Richard Jefferies, After London, or Wild England (1885)
Several generations into the future, after a mysterious disaster has ripped through the heart of Victorian Britain, the Thames is a giant lake and London a deadly swamp. With the upper and middle classes having fled the country for parts unknown, civilization and technology collapsed, leaving a new feudal order to come about, constantly under threat from invasion by the Welsh, the Irish, and the Scottish, all out for revenge. The first third of the novel is just a description of this postapocalyptic world, telling how animals and plants have been affected (Jefferies was a nature writer), and about the political and social setup, with marauding bands of "gipsies" and the sinister Bushmen lurking between cities for hapless travelers. It's well-thought-out, detailed world-building, the best I know of in the nineteenth century, almost Tolkienesque.
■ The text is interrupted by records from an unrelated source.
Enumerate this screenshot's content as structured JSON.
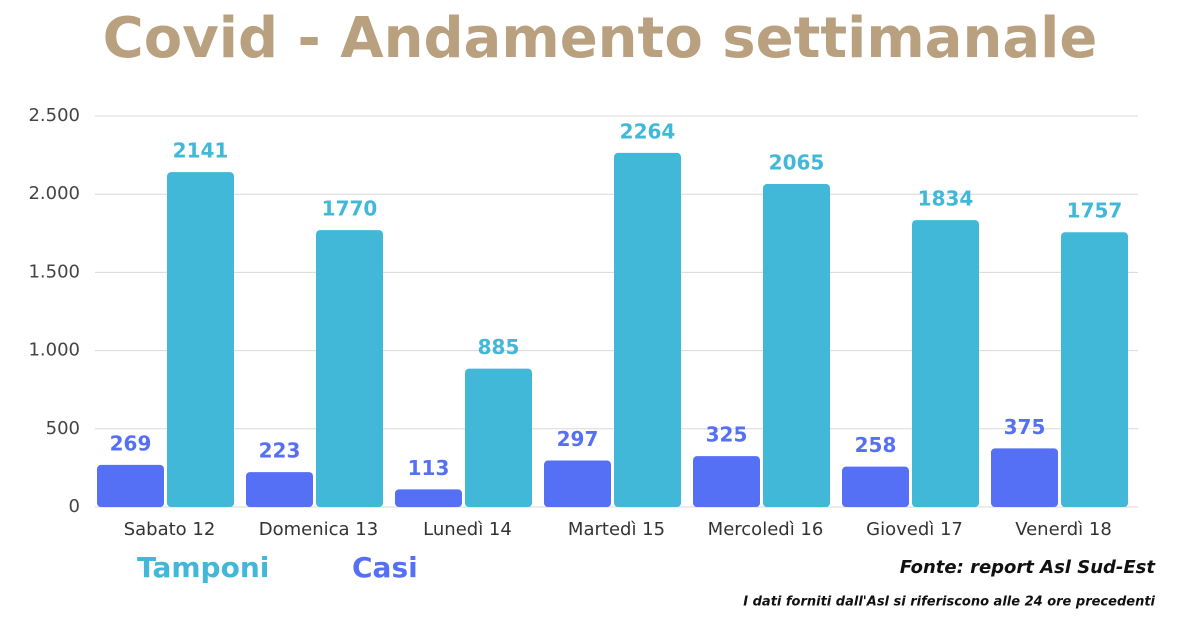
{
  "chart_data": {
    "type": "bar",
    "title": "Covid - Andamento settimanale",
    "categories": [
      "Sabato 12",
      "Domenica 13",
      "Lunedì 14",
      "Martedì 15",
      "Mercoledì 16",
      "Giovedì 17",
      "Venerdì 18"
    ],
    "series": [
      {
        "name": "Casi",
        "color": "#5570f5",
        "values": [
          269,
          223,
          113,
          297,
          325,
          258,
          375
        ]
      },
      {
        "name": "Tamponi",
        "color": "#41b8d8",
        "values": [
          2141,
          1770,
          885,
          2264,
          2065,
          1834,
          1757
        ]
      }
    ],
    "ylim": [
      0,
      2500
    ],
    "yticks": [
      0,
      500,
      {
        "value": 1000,
        "label": "1.000"
      },
      {
        "value": 1500,
        "label": "1.500"
      },
      {
        "value": 2000,
        "label": "2.000"
      },
      {
        "value": 2500,
        "label": "2.500"
      }
    ],
    "grid": true,
    "source": "Fonte: report Asl Sud-Est",
    "note": "I dati forniti dall'Asl si riferiscono alle 24 ore precedenti"
  }
}
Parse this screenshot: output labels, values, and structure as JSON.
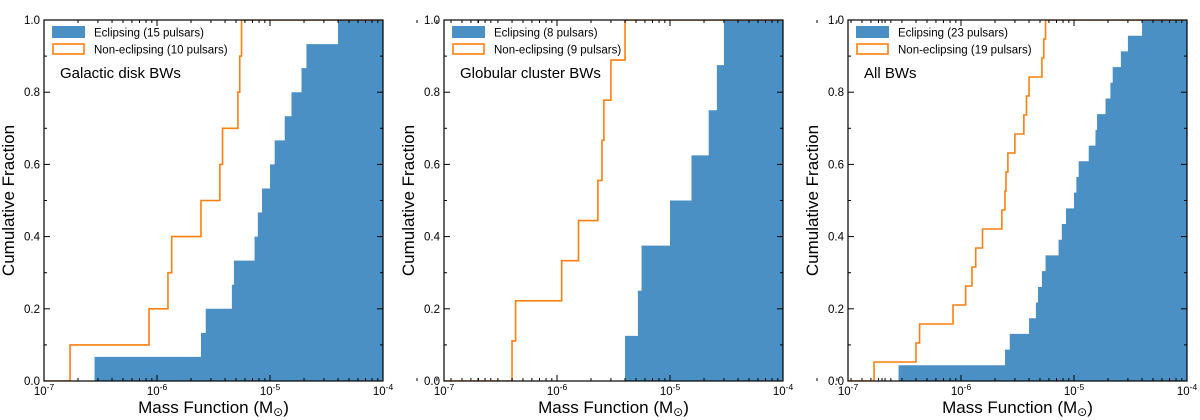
{
  "figure": {
    "xlabel": "Mass Function (M",
    "xlabel_unit_symbol": "⊙",
    "xlabel_close": ")",
    "ylabel": "Cumulative Fraction",
    "colors": {
      "eclipsing": "#4a90c4",
      "non_eclipsing": "#ff7f0e"
    }
  },
  "chart_data": [
    {
      "type": "step-cdf",
      "title": "Galactic disk BWs",
      "xscale": "log",
      "xlim": [
        1e-07,
        0.0001
      ],
      "ylim": [
        0,
        1.0
      ],
      "xticks": [
        1e-07,
        1e-06,
        1e-05,
        0.0001
      ],
      "xtick_labels": [
        "10-7",
        "10-6",
        "10-5",
        "10-4"
      ],
      "yticks": [
        0.0,
        0.2,
        0.4,
        0.6,
        0.8,
        1.0
      ],
      "ytick_labels": [
        "0.0",
        "0.2",
        "0.4",
        "0.6",
        "0.8",
        "1.0"
      ],
      "legend_position": "top-left",
      "series": [
        {
          "name": "Eclipsing",
          "label": "Eclipsing (15 pulsars)",
          "style": "filled",
          "x": [
            2.8e-07,
            2.45e-06,
            2.7e-06,
            4.6e-06,
            4.8e-06,
            7.3e-06,
            7.8e-06,
            8.5e-06,
            1e-05,
            1.1e-05,
            1.35e-05,
            1.55e-05,
            1.9e-05,
            2.1e-05,
            4e-05
          ]
        },
        {
          "name": "Non-eclipsing",
          "label": "Non-eclipsing (10 pulsars)",
          "style": "step",
          "x": [
            1.7e-07,
            8.5e-07,
            1.25e-06,
            1.35e-06,
            2.45e-06,
            3.6e-06,
            3.8e-06,
            5.2e-06,
            5.4e-06,
            5.6e-06
          ]
        }
      ]
    },
    {
      "type": "step-cdf",
      "title": "Globular cluster BWs",
      "xscale": "log",
      "xlim": [
        1e-07,
        0.0001
      ],
      "ylim": [
        0,
        1.0
      ],
      "xticks": [
        1e-07,
        1e-06,
        1e-05,
        0.0001
      ],
      "xtick_labels": [
        "10-7",
        "10-6",
        "10-5",
        "10-4"
      ],
      "yticks": [
        0.0,
        0.2,
        0.4,
        0.6,
        0.8,
        1.0
      ],
      "ytick_labels": [
        "0.0",
        "0.2",
        "0.4",
        "0.6",
        "0.8",
        "1.0"
      ],
      "legend_position": "top-left",
      "series": [
        {
          "name": "Eclipsing",
          "label": "Eclipsing (8 pulsars)",
          "style": "filled",
          "x": [
            4e-06,
            5.2e-06,
            5.6e-06,
            1e-05,
            1.55e-05,
            2.2e-05,
            2.6e-05,
            3e-05
          ]
        },
        {
          "name": "Non-eclipsing",
          "label": "Non-eclipsing (9 pulsars)",
          "style": "step",
          "x": [
            4e-07,
            4.3e-07,
            1.1e-06,
            1.55e-06,
            2.3e-06,
            2.5e-06,
            2.6e-06,
            3e-06,
            4e-06
          ]
        }
      ]
    },
    {
      "type": "step-cdf",
      "title": "All BWs",
      "xscale": "log",
      "xlim": [
        1e-07,
        0.0001
      ],
      "ylim": [
        0,
        1.0
      ],
      "xticks": [
        1e-07,
        1e-06,
        1e-05,
        0.0001
      ],
      "xtick_labels": [
        "10-7",
        "10-6",
        "10-5",
        "10-4"
      ],
      "yticks": [
        0.0,
        0.2,
        0.4,
        0.6,
        0.8,
        1.0
      ],
      "ytick_labels": [
        "0.0",
        "0.2",
        "0.4",
        "0.6",
        "0.8",
        "1.0"
      ],
      "legend_position": "top-left",
      "series": [
        {
          "name": "Eclipsing",
          "label": "Eclipsing (23 pulsars)",
          "style": "filled",
          "x": [
            2.8e-07,
            2.45e-06,
            2.7e-06,
            4e-06,
            4.6e-06,
            4.8e-06,
            5.2e-06,
            5.6e-06,
            7.3e-06,
            7.8e-06,
            8.5e-06,
            1e-05,
            1.05e-05,
            1.1e-05,
            1.35e-05,
            1.55e-05,
            1.6e-05,
            1.9e-05,
            2.1e-05,
            2.2e-05,
            2.6e-05,
            3e-05,
            4e-05
          ]
        },
        {
          "name": "Non-eclipsing",
          "label": "Non-eclipsing (19 pulsars)",
          "style": "step",
          "x": [
            1.7e-07,
            4e-07,
            4.3e-07,
            8.5e-07,
            1.1e-06,
            1.25e-06,
            1.35e-06,
            1.55e-06,
            2.3e-06,
            2.45e-06,
            2.5e-06,
            2.6e-06,
            3e-06,
            3.6e-06,
            3.8e-06,
            4e-06,
            5.2e-06,
            5.4e-06,
            5.6e-06
          ]
        }
      ]
    }
  ]
}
There are so many fruitful avenues for stories suggested in just five chapters.

George Griffith, The Angel of the Revolution, or A Tale of the Coming Terror (1893)
Griffith isn't a great writer, but he is a genuinely clever one, basically the first guy to unite the Verne-style "amazing technology" story with the Butler/Lytton-style "strange society" story, giving us a novel about anarchists who use airships to bomb Europe into submission... leading to a utopia! He wrote a lot of novels, and was the leading writer of "future war" fiction for a long time; Wells even makes fun of him in The War in the Air. Angel is his first and best book. Lots of fun stuff; it was reissued under the title "Tsar Wars" for a reason, though the best edition to get is the annotated one Steven McLean edited for Victorian Secrets Press.
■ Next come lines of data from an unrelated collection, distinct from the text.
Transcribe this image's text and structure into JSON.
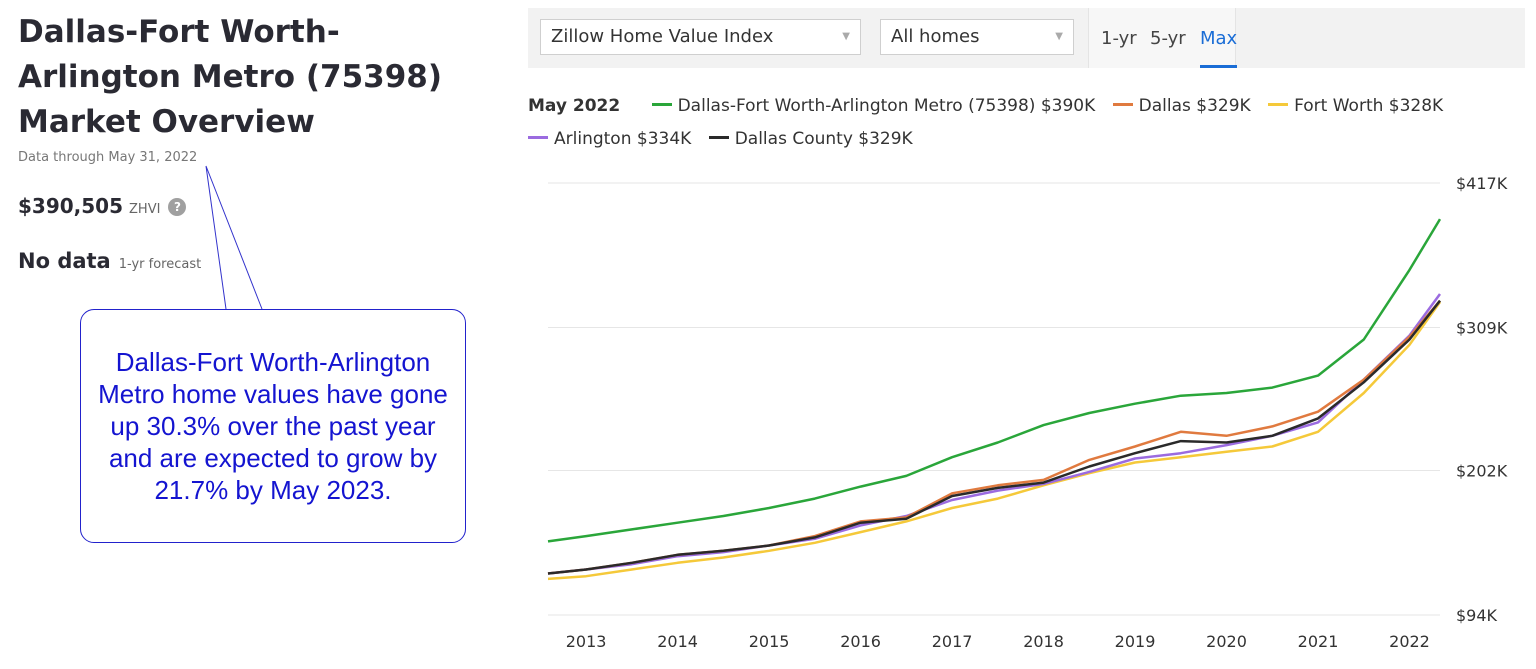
{
  "header": {
    "title": "Dallas-Fort Worth-Arlington Metro (75398) Market Overview",
    "data_through": "Data through May 31, 2022"
  },
  "stats": {
    "zhvi_value": "$390,505",
    "zhvi_label": "ZHVI",
    "help_icon": "?",
    "forecast_value": "No data",
    "forecast_label": "1-yr forecast"
  },
  "callout": {
    "text": "Dallas-Fort Worth-Arlington Metro home values have gone up 30.3% over the past year and are expected to grow by 21.7% by May 2023."
  },
  "controls": {
    "metric_select": "Zillow Home Value Index",
    "home_type_select": "All homes",
    "tabs": [
      {
        "label": "1-yr",
        "active": false
      },
      {
        "label": "5-yr",
        "active": false
      },
      {
        "label": "Max",
        "active": true
      }
    ]
  },
  "legend": {
    "date": "May 2022",
    "items": [
      {
        "label": "Dallas-Fort Worth-Arlington Metro (75398) $390K",
        "color": "#2aa63a"
      },
      {
        "label": "Dallas $329K",
        "color": "#e07a3f"
      },
      {
        "label": "Fort Worth $328K",
        "color": "#f5c93a"
      },
      {
        "label": "Arlington $334K",
        "color": "#9b6be0"
      },
      {
        "label": "Dallas County $329K",
        "color": "#2a2a2a"
      }
    ]
  },
  "chart_data": {
    "type": "line",
    "title": "",
    "xlabel": "",
    "ylabel": "",
    "x_tick_labels": [
      "2013",
      "2014",
      "2015",
      "2016",
      "2017",
      "2018",
      "2019",
      "2020",
      "2021",
      "2022"
    ],
    "y_tick_labels": [
      "$94K",
      "$202K",
      "$309K",
      "$417K"
    ],
    "y_ticks": [
      94,
      202,
      309,
      417
    ],
    "ylim": [
      94,
      417
    ],
    "xlim": [
      "2012-08",
      "2022-05"
    ],
    "grid": true,
    "y_unit": "thousands USD",
    "x": [
      "2012-08",
      "2013-01",
      "2013-07",
      "2014-01",
      "2014-07",
      "2015-01",
      "2015-07",
      "2016-01",
      "2016-07",
      "2017-01",
      "2017-07",
      "2018-01",
      "2018-07",
      "2019-01",
      "2019-07",
      "2020-01",
      "2020-07",
      "2021-01",
      "2021-07",
      "2022-01",
      "2022-05"
    ],
    "series": [
      {
        "name": "Dallas-Fort Worth-Arlington Metro (75398)",
        "color": "#2aa63a",
        "values": [
          149,
          153,
          158,
          163,
          168,
          174,
          181,
          190,
          198,
          212,
          223,
          236,
          245,
          252,
          258,
          260,
          264,
          273,
          300,
          352,
          390
        ]
      },
      {
        "name": "Dallas",
        "color": "#e07a3f",
        "values": [
          125,
          128,
          133,
          139,
          142,
          146,
          153,
          164,
          167,
          185,
          191,
          195,
          210,
          220,
          231,
          228,
          235,
          246,
          270,
          302,
          329
        ]
      },
      {
        "name": "Fort Worth",
        "color": "#f5c93a",
        "values": [
          121,
          123,
          128,
          133,
          137,
          142,
          148,
          156,
          164,
          174,
          181,
          191,
          200,
          208,
          212,
          216,
          220,
          231,
          260,
          296,
          328
        ]
      },
      {
        "name": "Arlington",
        "color": "#9b6be0",
        "values": [
          125,
          128,
          132,
          138,
          141,
          146,
          151,
          161,
          168,
          180,
          187,
          192,
          201,
          211,
          215,
          221,
          228,
          238,
          270,
          303,
          334
        ]
      },
      {
        "name": "Dallas County",
        "color": "#2a2a2a",
        "values": [
          125,
          128,
          133,
          139,
          142,
          146,
          152,
          163,
          166,
          183,
          189,
          193,
          205,
          215,
          224,
          223,
          228,
          241,
          268,
          300,
          329
        ]
      }
    ]
  }
}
T. Mullett Ellis, Zalma (1896)
Count Pahlen (a Russian nobleman, Tsarist counter-spy, and professor of biology) give his illegitimate daughter up to the Catholic Church, which raises her in a convent and plans to marry her to the heir to the throne of England to turn it into a Catholic country, but the plan fails, and Zalma rejoins her father, who is actually the ringleader of an anarchist conspiracy. Her father dies before he can bring his plans to fruition, and so Zalma decides to dump anthrax on all the capital cities of Europe from balloons. And that just scratches the surface of how bonkers this book is. Sometimes meandering and dull, of course, but usually fascinating. (The book has no modern reprint, but the complete text is available on the HathiTrust site.)
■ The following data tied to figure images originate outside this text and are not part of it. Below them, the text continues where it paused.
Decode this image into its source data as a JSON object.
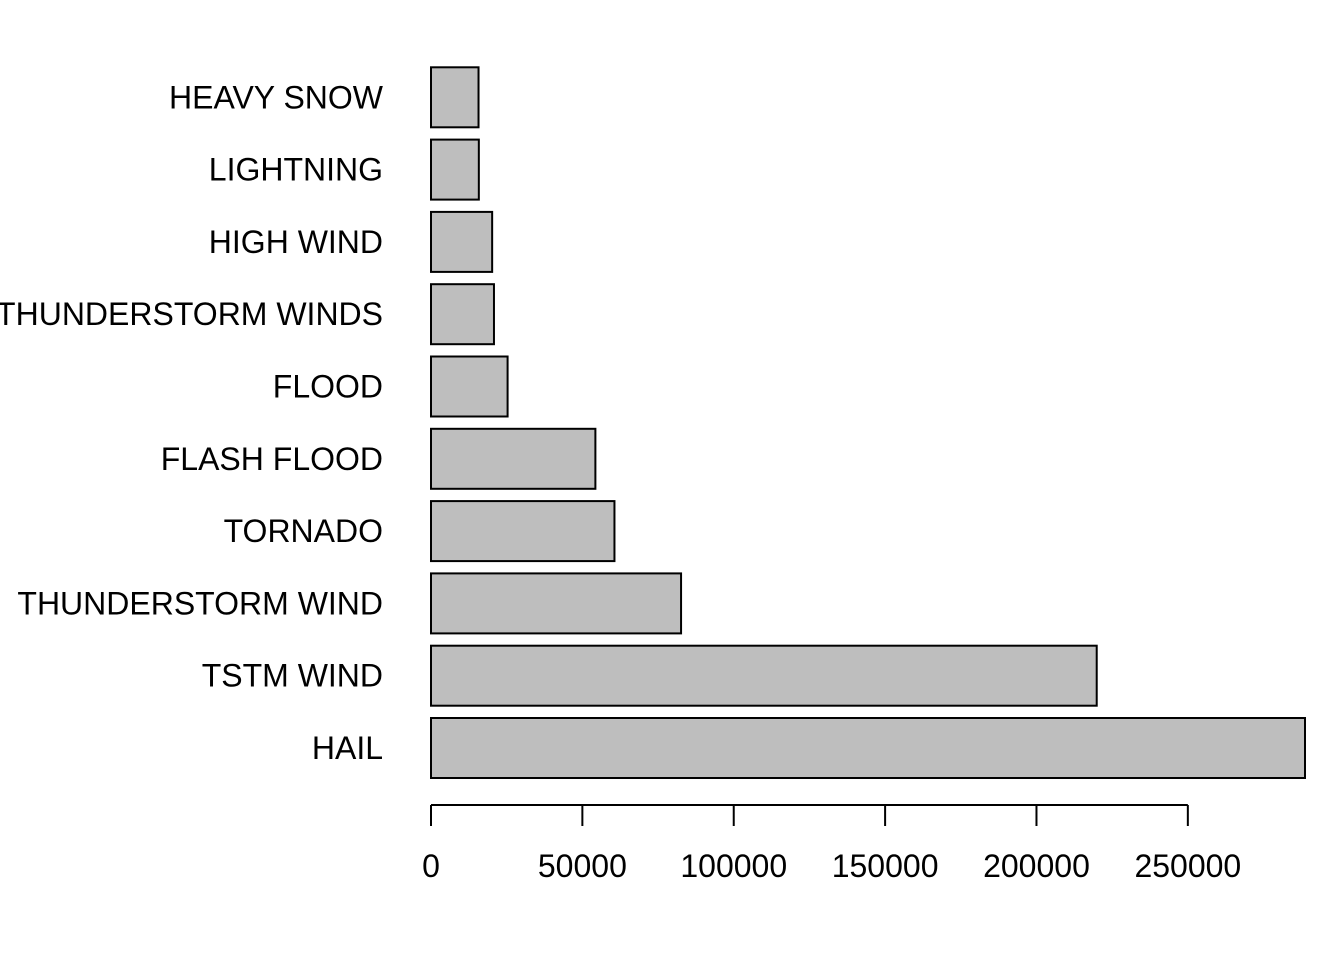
{
  "chart_data": {
    "type": "bar",
    "orientation": "horizontal",
    "categories": [
      "HAIL",
      "TSTM WIND",
      "THUNDERSTORM WIND",
      "TORNADO",
      "FLASH FLOOD",
      "FLOOD",
      "THUNDERSTORM WINDS",
      "HIGH WIND",
      "LIGHTNING",
      "HEAVY SNOW"
    ],
    "values": [
      288700,
      219900,
      82600,
      60600,
      54300,
      25300,
      20800,
      20200,
      15800,
      15700
    ],
    "title": "",
    "xlabel": "",
    "ylabel": "",
    "xlim": [
      0,
      288700
    ],
    "x_ticks": [
      0,
      50000,
      100000,
      150000,
      200000,
      250000
    ],
    "x_tick_labels": [
      "0",
      "50000",
      "100000",
      "150000",
      "200000",
      "250000"
    ],
    "grid": false,
    "colors": {
      "bar_fill": "#bebebe",
      "bar_stroke": "#000000"
    }
  }
}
M. P. Shiel, The Purple Cloud (1901)
Not quite nineteenth-century, I guess, but close enough. What would you do if you were the last person left alive? Why, you'd probably conclude that the world was made for you-- why else would only you have survived?-- and so you'd tour the cities of Europe, burning each of them down when you were done. Because once you're done with them, certainly no one else is ever going to see them. The novel is filled with brilliant bits where we get to see the narrator trying to cope with being the last man-- and seeing the world those last panicky humans left behind. There's just a lot of nice little moments peppered throughout the novel, which feels so intense and so real. Shiel's ability to depict human isolation without ever getting dull is extraordinary. (I recommend the "Bison Frontiers of the Imagination" edition, which uses the weirder 1929 revised text.)